Four public covered bonds lose S&P AAA after France cut
Monday, 18 November 2013
S&P cut four covered bond programmes backed by French public sector assets from AAA to AA+ on Friday, as analysts had expected after the rating agency downgraded France a week earlier. The covered bond ratings could be upgraded if S&P goes ahead with a criteria change.
The downgraded programmes are those of Caisse Francaise de Financement Local (Caffil), Crédit Mutuel Arkéa Public Sector SCF, Société Générale SCF, and Société Générale LdG, a Luxembourg issuer.
The outlooks on the programmes were revised from negative to stable, in line with that on the French sovereign.
Standard & Poor’s cut France from AA+ to AA on 8 November, which had led analysts to expect it to take negative rating actions on French public sector covered bonds. Under its prevailing criteria for ratings above the sovereign, S&P typically caps the rating of a covered bond programme at one notch above the country where the cover pool assets are located if it considers the programme to have high country risk exposure.
The aforementioned four programmes have a high proportion of French public sector assets in their cover pools, according to S&P, ranging from 71% of the total cover pool in Caffil’s case to 100% in Arkéa’s.
Other French public sector covered bond programmes, such as those of BNP Paribas Public Sector SCF, Compagnie de Financement Foncier (CFF), and Credit Agricole Public Sector SCF, were not affected by the France downgrade as they have a smaller exposure to French public sector assets.
S&P is consulting on new criteria for ratings above the sovereign and on Friday said that if it implements these as they were proposed in a Request for Comment, French public sector covered bonds could achieve a two notch uplift above the sovereign, all other factors permitting.
Maureen Schuller, head of covered bond strategy at ING Bank, said that Friday’s downgrades are therefore not having a significant impact on the performance of the affected programmes.

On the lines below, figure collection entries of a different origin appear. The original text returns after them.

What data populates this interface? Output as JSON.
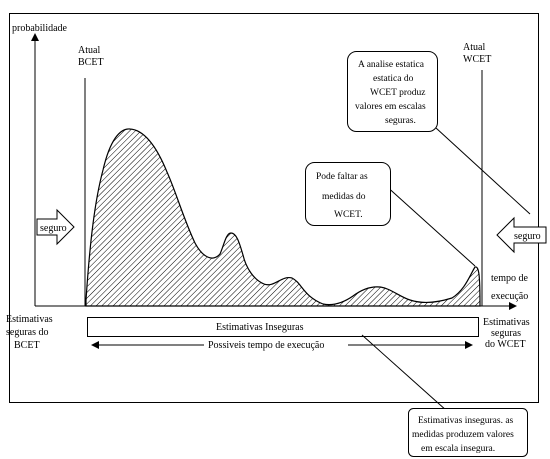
{
  "axes": {
    "y_label": "probabilidade",
    "x_label_line1": "tempo de",
    "x_label_line2": "execução"
  },
  "bcet": {
    "line1": "Atual",
    "line2": "BCET"
  },
  "wcet": {
    "line1": "Atual",
    "line2": "WCET"
  },
  "arrow_left": {
    "label": "seguro"
  },
  "arrow_right": {
    "label": "seguro"
  },
  "callout_top": {
    "line1": "A analise estatica",
    "line2": "estatica do",
    "line3": "WCET produz",
    "line4": "valores  em escalas",
    "line5": "seguras."
  },
  "callout_mid": {
    "line1": "Pode faltar as",
    "line2": "medidas do",
    "line3": "WCET."
  },
  "callout_bottom": {
    "line1": "Estimativas inseguras. as",
    "line2": "medidas produzem valores",
    "line3": "em escala insegura."
  },
  "safe_bcet": {
    "line1": "Estimativas",
    "line2": "seguras do",
    "line3": "BCET"
  },
  "safe_wcet": {
    "line1": "Estimativas",
    "line2": "seguras",
    "line3": "do WCET"
  },
  "unsafe_bar": {
    "label": "Estimativas Inseguras"
  },
  "possible_times": {
    "label": "Possiveis tempo de execução"
  }
}
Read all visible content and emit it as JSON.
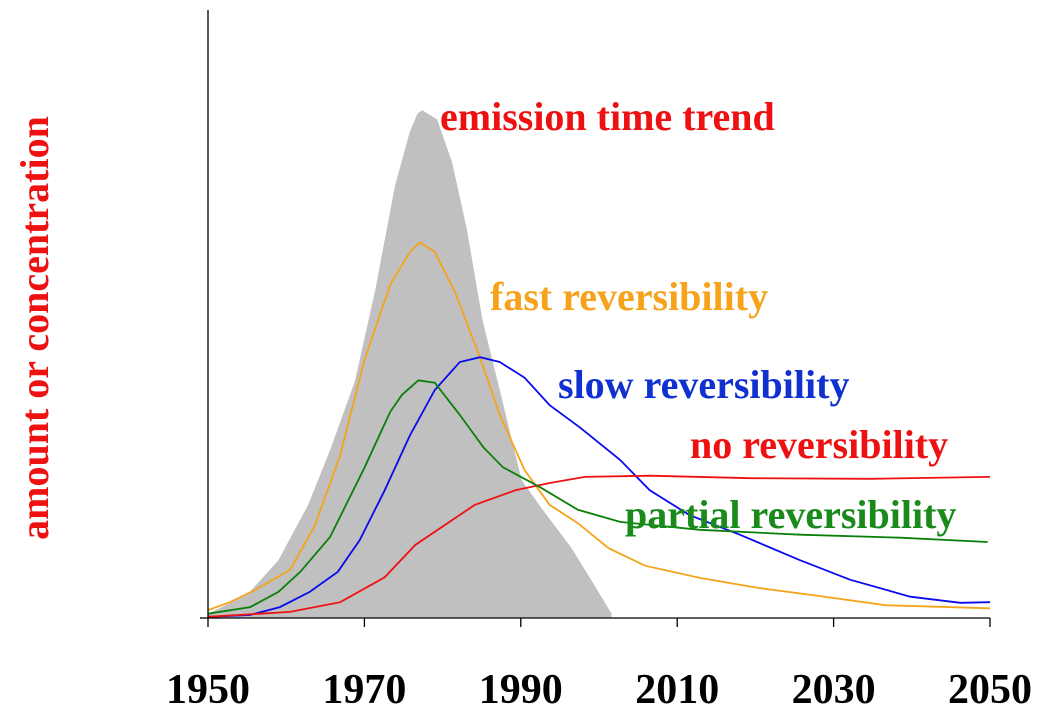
{
  "chart_data": {
    "type": "line",
    "ylabel": "amount or concentration",
    "xlim": [
      1950,
      2050
    ],
    "xticks": [
      1950,
      1970,
      1990,
      2010,
      2030,
      2050
    ],
    "ylim": [
      0,
      100
    ],
    "series": [
      {
        "name": "emission time trend",
        "kind": "area",
        "color": "#c0c0c0",
        "label_color": "#ee1111",
        "x": [
          1950,
          1955,
          1959,
          1962.8,
          1965.6,
          1968.8,
          1971.4,
          1973.9,
          1975.8,
          1976.8,
          1977.4,
          1979.3,
          1981.2,
          1983.1,
          1985.1,
          1987.6,
          1990.1,
          1992.8,
          1996.5,
          1999.6,
          2001.6
        ],
        "values": [
          0.7,
          3.8,
          9.5,
          18.6,
          27.6,
          39,
          54,
          71,
          80,
          83,
          83.5,
          82,
          75,
          64,
          49,
          36,
          22.7,
          17.8,
          11.5,
          5,
          0.7
        ]
      },
      {
        "name": "fast reversibility",
        "color": "#f5a31a",
        "label_color": "#f7a21b",
        "x": [
          1950,
          1952.8,
          1956,
          1960.5,
          1963.7,
          1966.9,
          1970,
          1973.3,
          1975.8,
          1977.1,
          1979,
          1981.6,
          1984.8,
          1987.3,
          1990.5,
          1993.7,
          1997.3,
          2001.2,
          2005.9,
          2012.9,
          2020.6,
          2028.3,
          2036.6,
          2050
        ],
        "values": [
          1.3,
          2.6,
          4.6,
          7.9,
          15.3,
          26.8,
          42.4,
          54.8,
          60.2,
          61.8,
          60.2,
          53.6,
          42.8,
          33.4,
          24.3,
          18.6,
          15.6,
          11.5,
          8.6,
          6.6,
          4.9,
          3.6,
          2.1,
          1.6
        ]
      },
      {
        "name": "slow reversibility",
        "color": "#0a0aee",
        "label_color": "#1030d0",
        "x": [
          1950,
          1955.4,
          1959.2,
          1963,
          1966.6,
          1969.4,
          1972.6,
          1975.8,
          1979,
          1982.2,
          1984.8,
          1987.3,
          1990.5,
          1993.7,
          1997.6,
          2002.7,
          2006.5,
          2011.6,
          2018,
          2025.7,
          2032.1,
          2039.8,
          2046.2,
          2050
        ],
        "values": [
          0.2,
          0.5,
          1.8,
          4.3,
          7.6,
          12.8,
          21,
          30,
          37.5,
          42.1,
          42.9,
          42.1,
          39.5,
          35,
          31.3,
          26,
          21,
          16.9,
          13.7,
          9.5,
          6.3,
          3.5,
          2.5,
          2.6
        ]
      },
      {
        "name": "no reversibility",
        "color": "#ee1111",
        "label_color": "#ee1111",
        "x": [
          1950,
          1960.5,
          1966.9,
          1972.6,
          1976.5,
          1980.3,
          1984.1,
          1989.3,
          1993.7,
          1998.2,
          2006.5,
          2019.3,
          2034.7,
          2050
        ],
        "values": [
          0.2,
          1,
          2.6,
          6.7,
          12,
          15.3,
          18.6,
          21,
          22.2,
          23.2,
          23.4,
          23,
          22.9,
          23.2
        ]
      },
      {
        "name": "partial reversibility",
        "color": "#0a800a",
        "label_color": "#1a8a1a",
        "x": [
          1950,
          1955.4,
          1959,
          1961.8,
          1965.6,
          1970,
          1973.3,
          1974.8,
          1976.9,
          1979,
          1982.2,
          1985.2,
          1987.7,
          1992.5,
          1997.3,
          2002.7,
          2012.9,
          2025.7,
          2038.5,
          2049.7
        ],
        "values": [
          0.7,
          1.8,
          4.3,
          7.6,
          13.3,
          24.7,
          33.9,
          36.7,
          39.1,
          38.7,
          33.4,
          28.1,
          24.8,
          21.5,
          17.8,
          15.8,
          14.5,
          13.7,
          13.2,
          12.5
        ]
      }
    ]
  }
}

“Société Générale SCF, for example, continues to move sideways versus Société Générale SFH,” she said. “Yet the relatively wider premium (average 5bp) of the public sector covered bonds of this issuer versus its mortgage covered bond comparables does in our view reflect the relatively higher French public sector exposure of this issuer versus peers that sees their public sector covered bonds trading approximately flat versus their mortgage covered bond comparables.”